アリス?は穴に堕ちる
小鳥のさえずり、真っ白なテーブルクロスの上に置かれた沢山のデザート、テーブルを囲むように咲き誇る美しい花、童話にでも出てきそうなメルヘンなお茶会場で結奈はコポコポと紅茶を注がれた紅茶をゆっくりと嗜みながら、グルグルと思考を回していた。
何故、結奈はメルーナとして転生したのか、きっと、メルーナに恨みがある物が禁忌の魔術を使い仕掛けたに違いない。結奈はそう信じて疑わなかった。
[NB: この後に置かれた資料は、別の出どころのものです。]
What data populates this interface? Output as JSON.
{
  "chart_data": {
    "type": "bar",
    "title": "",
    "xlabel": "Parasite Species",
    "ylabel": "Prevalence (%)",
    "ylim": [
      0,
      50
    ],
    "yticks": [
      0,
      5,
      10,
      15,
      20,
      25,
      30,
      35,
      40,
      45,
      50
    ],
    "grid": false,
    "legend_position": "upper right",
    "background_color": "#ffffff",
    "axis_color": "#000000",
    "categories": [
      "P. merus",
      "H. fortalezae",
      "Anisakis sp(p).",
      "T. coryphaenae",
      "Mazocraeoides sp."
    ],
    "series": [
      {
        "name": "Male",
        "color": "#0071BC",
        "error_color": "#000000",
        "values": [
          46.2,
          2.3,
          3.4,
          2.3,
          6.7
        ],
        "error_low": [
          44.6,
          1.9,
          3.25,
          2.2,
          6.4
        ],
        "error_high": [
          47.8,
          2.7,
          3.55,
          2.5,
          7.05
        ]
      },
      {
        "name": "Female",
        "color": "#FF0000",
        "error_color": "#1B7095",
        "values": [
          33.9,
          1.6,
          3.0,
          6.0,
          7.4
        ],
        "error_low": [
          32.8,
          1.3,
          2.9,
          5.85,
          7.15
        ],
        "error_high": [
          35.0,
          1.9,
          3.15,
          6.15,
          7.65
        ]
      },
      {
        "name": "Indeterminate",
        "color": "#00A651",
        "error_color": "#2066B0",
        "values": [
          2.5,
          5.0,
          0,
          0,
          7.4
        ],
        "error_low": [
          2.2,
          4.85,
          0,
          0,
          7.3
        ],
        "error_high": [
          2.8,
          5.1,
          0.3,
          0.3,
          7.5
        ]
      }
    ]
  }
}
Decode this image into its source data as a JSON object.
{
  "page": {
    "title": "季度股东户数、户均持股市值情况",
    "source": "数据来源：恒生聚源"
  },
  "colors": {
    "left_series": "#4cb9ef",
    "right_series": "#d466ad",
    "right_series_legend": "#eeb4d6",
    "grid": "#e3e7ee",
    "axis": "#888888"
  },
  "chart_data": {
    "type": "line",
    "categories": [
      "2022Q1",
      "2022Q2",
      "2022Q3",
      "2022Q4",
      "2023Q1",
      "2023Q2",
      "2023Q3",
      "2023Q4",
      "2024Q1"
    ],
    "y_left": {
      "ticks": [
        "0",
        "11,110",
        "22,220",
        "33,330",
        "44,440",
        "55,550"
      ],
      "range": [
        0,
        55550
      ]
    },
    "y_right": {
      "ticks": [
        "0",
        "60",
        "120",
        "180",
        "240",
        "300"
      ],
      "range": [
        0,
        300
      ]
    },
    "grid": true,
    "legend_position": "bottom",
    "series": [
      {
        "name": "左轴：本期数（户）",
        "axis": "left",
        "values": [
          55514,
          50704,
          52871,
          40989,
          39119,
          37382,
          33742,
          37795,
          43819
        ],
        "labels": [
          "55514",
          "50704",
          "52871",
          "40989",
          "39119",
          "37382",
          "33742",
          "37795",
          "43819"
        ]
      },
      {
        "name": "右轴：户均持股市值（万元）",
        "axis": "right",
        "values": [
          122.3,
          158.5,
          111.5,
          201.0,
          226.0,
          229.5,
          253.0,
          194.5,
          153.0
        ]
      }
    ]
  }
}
しかし、フタを開けてみれば、禁忌の魔術を使い魂の入れ替えを行ったのは紛れもないメルーナ本人だった。
結奈が想像していなかった事実に顔を歪めていると。
「お嬢様」
不意に真後ろから声が響き、結奈は肩をびくりと震わせた。
「ひゃっ……!」
慌てて振り返ると、すぐ目の前にロセの端正な顔があった。
あと少し近ければ、額が触れてしまいそうな距離。
「ロ、ロセさん……!」
結奈は耳まで真っ赤になり、椅子ごと少し後ろへ下がる。
「あら、失礼いたしました」
そう謝るロセだったが、口元には悪戯が成功した子どものような笑みが浮かんでいる。
「もう……意地悪ですよ、ロセさん……」
結奈は恥ずかしそうに俯き、両手でティーカップを包み込んだ。
「ふっ…そうですね、ロセは少し意地悪かもしれません」
その言葉に結奈は頬を膨らませることもできず、小さく笑うだけだった。
するとロセは穏やかな表情へ戻る。
「……お嬢様。何かございましたら、どんな些細なことでもロセへお話しくださいませ」
「……はい」
結奈は頷く。
けれど胸の中では、また罪悪感が広がっていた。
(言えない……)
悩みの原因が入れ替わったことだなんて…
結奈には言えなかった。
「……お嬢様、お嬢様がが記憶を失われた時、ロセは本当に恐ろしかったのです」
「……」
「お嬢様がお嬢様でなくなってしまうのではないかと」
結奈は思わず視線を落とす。
(……もう、とっくに違う人なのに)
ロセはそんな結奈の心を知らず、優しく続ける。
「ですが、お嬢様は立ち上がられました。混乱されていたはずなのに、それでも聖女として歩み続けられた。そのお姿を見て、ロセは心から尊敬しております」
「……ありがとうございます」
結奈は喉が苦しかった。
違う、私は立ち上がってなんかいない。
怖くて、でも逃げられなくて。
だから、ただ転ばないように立っているふりをしているだけ。
「ロセは、本当に幸せです」
「……私も、ロセさんがいてくださって……良かったです」
その言葉を聞いたロセは、泣きそうなほど優しく微笑んだ。
しかし、その穏やかな空気を切り裂くように、低い男の声が響く。
「……感動の場面で申し訳ありません」
結奈の背筋がぞくりと震えた。
聞き覚えのある声。
逃げよう。
結奈がそう思った時にはもう遅かった。
細い手首を、冷たい指先が優しく、けれど決して逃がさない力で包み込んでいた。
「お久しぶりです、聖女様」
結奈は恐る恐る振り返る。
そこには相変わらず穏やかな笑みを浮かべたヴィリデルーネが立っていた。
「な、なんで……?」
結奈は声が震える。
怖い。笑っているだけなのに、どうしてこんなに怖いんだろう。
「お元気そうで安心いたしました」
「……」
鏡のような白い瞳と、薔薇のような赤い瞳が結奈を映す。
そんなリデルの視線だけで結奈の身体が動かなくなる。
「……ヴ、ヴィリデルーネ、様…ど、どうして……?」
ようやく絞り出したその声は自分でも驚くほど小さかった。
「少々、ご一緒いただきたいのです」
「……え?」
リデルが向ける圧は結奈を酷く怯えさせた。
その時だった。
ガシャァン!!
白い皿がヴィリデルーネの足元で砕け散る。
「お嬢様を、お放しください」
皿を投げたのはロセだったようだ。
その瞳には今まで見たことのない怒りが宿っている。
ヴィリデルーネは砕けた皿へ一瞬だけ視線を落とし、小さく息をつく。
「従者の教育は必要ですよ。聖女様?」
リデルは笑顔のまま結奈にそう告げた。
「では参りましょう」
その瞬間、結奈の足元がふっと消えた。
「え……?」
結奈は目線を下に向ける。そこには、ウサギの穴のような真っ暗な空間が口を開けていた。
「きゃっあ!!!???」
結奈の身体が宙へ放り出される。
「お嬢様ぁぁぁっ!!」
ロセのその叫びだけを最後に、結奈はヴィリデルーネと共に、底の見えない穴へと落ちていった。